Now back to the recipe we were discussing…. After the tomatoes entered the equation, I turned down the heat and sort of forgot about the sauce while it got busy simmering. I say sort of forgot because it’s impossible to fully ignore it. It permeates the whole place with a summery-tangy-pungent aroma that screams, “Here I a-am! Taaaaste meee!” I have to wait until most of the liquid evaporates, though, a worthwhile wait; I guarantee you. It’s not spicy soup, after all. (Although it could be. Hm….)
Okay, so waiting….waiting…and then:
Chow time! Today I was out of spaghetti so I substituted farfalle, which is probably my favorite pasta. I like the way it holds some of whatever you put on it. Another favorite (easy!) recipe around here is farfalle with cubed chicken, frozen peas, and homemade alfredo sauce.
And ever since my friend Mindy introduced me to the yummiest bread ever, we eat it with most of our pasta dishes. Shelli tried out the recipe while she was here and I think she would vouch for its simplicity. None of that multiple-rise and punch-down stuff. This is a three-stepper:
1. Mix up dough.
2. Let dough rise two hours.
3. Refrigerate for later OR shape into loaves, raise once, and bake.

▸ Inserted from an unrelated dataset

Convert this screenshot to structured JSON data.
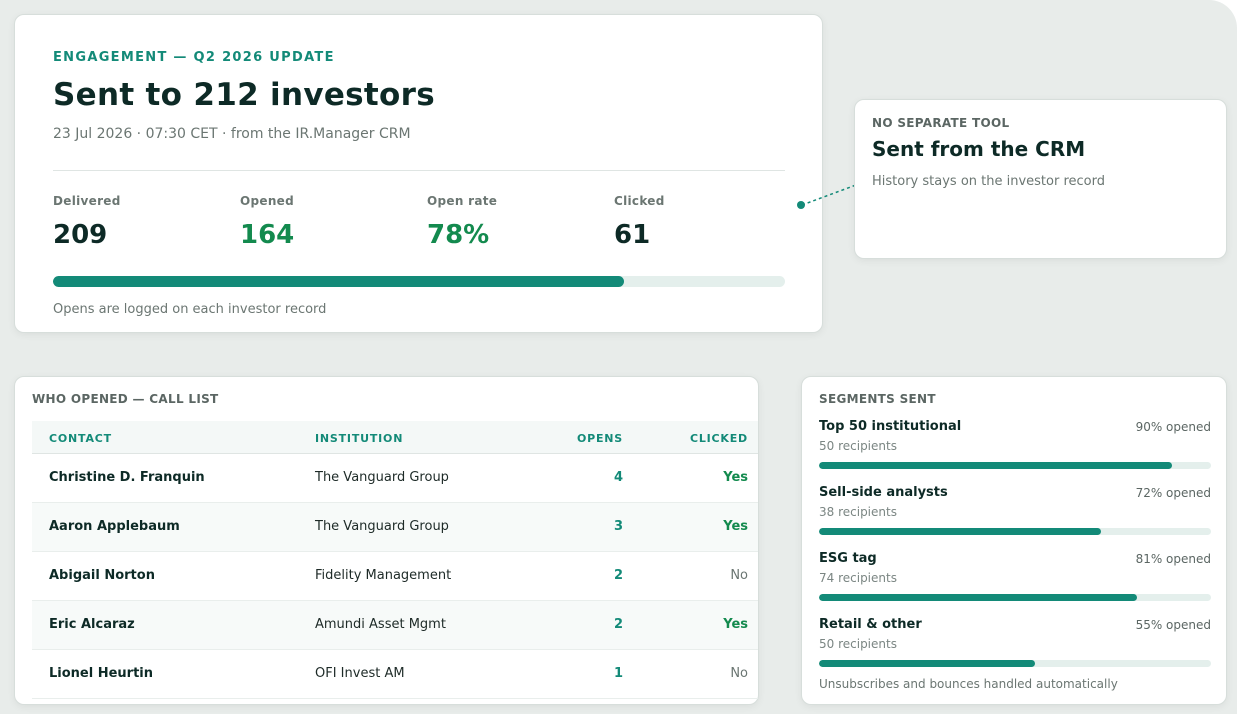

I guess you could divide that into more than three steps, but it’s seriously easy compared to the yeast bread I made growing up. This recipe holds up amazingly too. It freezes well–you can even freeze the dough, either unbaked or partially baked. If a baked loaf dries out before you eat it all, it makes nice crumbs for coating (just spin hunks in the blender) or croutons for salad (coat cubes with olive oil and a bit of coarse salt and pepper, then bake at 350, stirring a few times to golden evenly).
I recommend that you try it at least once. Follow the link above and when you get there, check the far right side for what looks like a Red Star yeast ad–it’s really a tutorial video.
So there you have it, friends and strangers: Spicy Spaghetti, perfect bread, and sweet tea–yum! This is culinary clinging-to-summer at its best.